Step 2: Construct the inner yoke/front facing unit. The inner edges of your facings should be finished in some manner. Here, I’ve simply turned in 1/4″ and edgestitched.
Step 3: Attach the outer yoke to the front and back sections.
Step 4: Sew the collar into the neckline with a 1/8″ seam (so that you won’t have to remove any stitching later). Once you get the hang of this you may be able to skip this step. I still do it because I’m not a big fan of pinning. Having the collar sewn into position gives me one less piece to keep an eye on. Make sure the under collar is next to the outer yoke before sewing.
Step 5: Attach the inner yoke/front facing unit to the shirt/collar unit. I often sew this in two steps, first stitching across the neckline/collar and then down the facings/front edges.
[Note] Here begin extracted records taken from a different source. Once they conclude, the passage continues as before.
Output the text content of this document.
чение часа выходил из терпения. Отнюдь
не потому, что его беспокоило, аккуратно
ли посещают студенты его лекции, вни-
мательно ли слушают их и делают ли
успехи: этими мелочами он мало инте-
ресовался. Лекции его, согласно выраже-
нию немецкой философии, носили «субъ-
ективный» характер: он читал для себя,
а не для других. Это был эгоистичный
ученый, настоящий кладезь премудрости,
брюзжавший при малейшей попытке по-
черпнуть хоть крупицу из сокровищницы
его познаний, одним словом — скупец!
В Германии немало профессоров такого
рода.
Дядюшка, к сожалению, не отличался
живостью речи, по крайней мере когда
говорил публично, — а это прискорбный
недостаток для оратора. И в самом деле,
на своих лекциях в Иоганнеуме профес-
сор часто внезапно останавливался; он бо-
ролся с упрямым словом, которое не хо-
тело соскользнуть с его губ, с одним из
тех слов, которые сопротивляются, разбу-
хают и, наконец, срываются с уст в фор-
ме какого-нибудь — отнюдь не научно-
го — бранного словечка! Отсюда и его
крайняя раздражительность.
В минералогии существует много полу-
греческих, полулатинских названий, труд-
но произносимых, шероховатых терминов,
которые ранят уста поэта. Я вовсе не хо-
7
Step 6: Now you’ll need to sew the front yoke seam. Many pattern directions will tell you to slipstitch or topstitch this seam. I sew it by machine from the inside. Hold the raw edges together as they should be sewn and fold the shirt inside. The outer edges will be easy, it gets trickier as you get close to the neckline. You only need to concern yourself with stitching just past the facing edge – don’t worry about getting right up to the neckline because you won’t be able to.
Step 7: I’m sorry (again) for the blurriness of this photo. This is the front yoke seam pinned and ready to sew.
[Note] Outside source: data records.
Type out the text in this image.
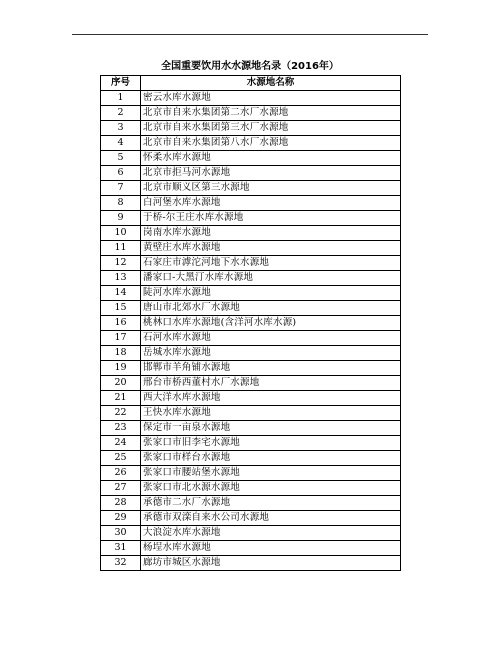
全国重要饮用水水源地名录（2016年）
序号	水源地名称
1	密云水库水源地
2	北京市自来水集团第二水厂水源地
3	北京市自来水集团第三水厂水源地
4	北京市自来水集团第八水厂水源地
5	怀柔水库水源地
6	北京市拒马河水源地
7	北京市顺义区第三水源地
8	白河堡水库水源地
9	于桥-尔王庄水库水源地
10	岗南水库水源地
11	黄壁庄水库水源地
12	石家庄市滹沱河地下水水源地
13	潘家口-大黑汀水库水源地
14	陡河水库水源地
15	唐山市北郊水厂水源地
16	桃林口水库水源地(含洋河水库水源)
17	石河水库水源地
18	岳城水库水源地
19	邯郸市羊角铺水源地
20	邢台市桥西董村水厂水源地
21	西大洋水库水源地
22	王快水库水源地
23	保定市一亩泉水源地
24	张家口市旧李宅水源地
25	张家口市样台水源地
26	张家口市腰站堡水源地
27	张家口市北水源水源地
28	承德市二水厂水源地
29	承德市双滦自来水公司水源地
30	大浪淀水库水源地
31	杨埕水库水源地
32	廊坊市城区水源地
Step 8: Once this seam is sewn you will have a small unsewn area next to the collar. I just leave it as is. If it bothers you, you can certainly sew it up by hand – if you’ll be edgestitching the yoke that will take care of it as well.
Step 9: Lay the shirt out flat, right side up, with the front facing you. Roll the back of the shirt up into the outer yoke area.
Step 10: Pull the fronts off to the side and bring the inner yoke around to meet the outer yoke.
Step 11: Here’s what it will look like – ready to be sewn.
Step 12: Turn everything right side out. Now you can press!
Finished! A nice, neat collar/yoke area completely finished by machine.
Notice that the design matches across the button opening. I always think that’s a nice touch – and it’s so very easy. Material for a future tutorial?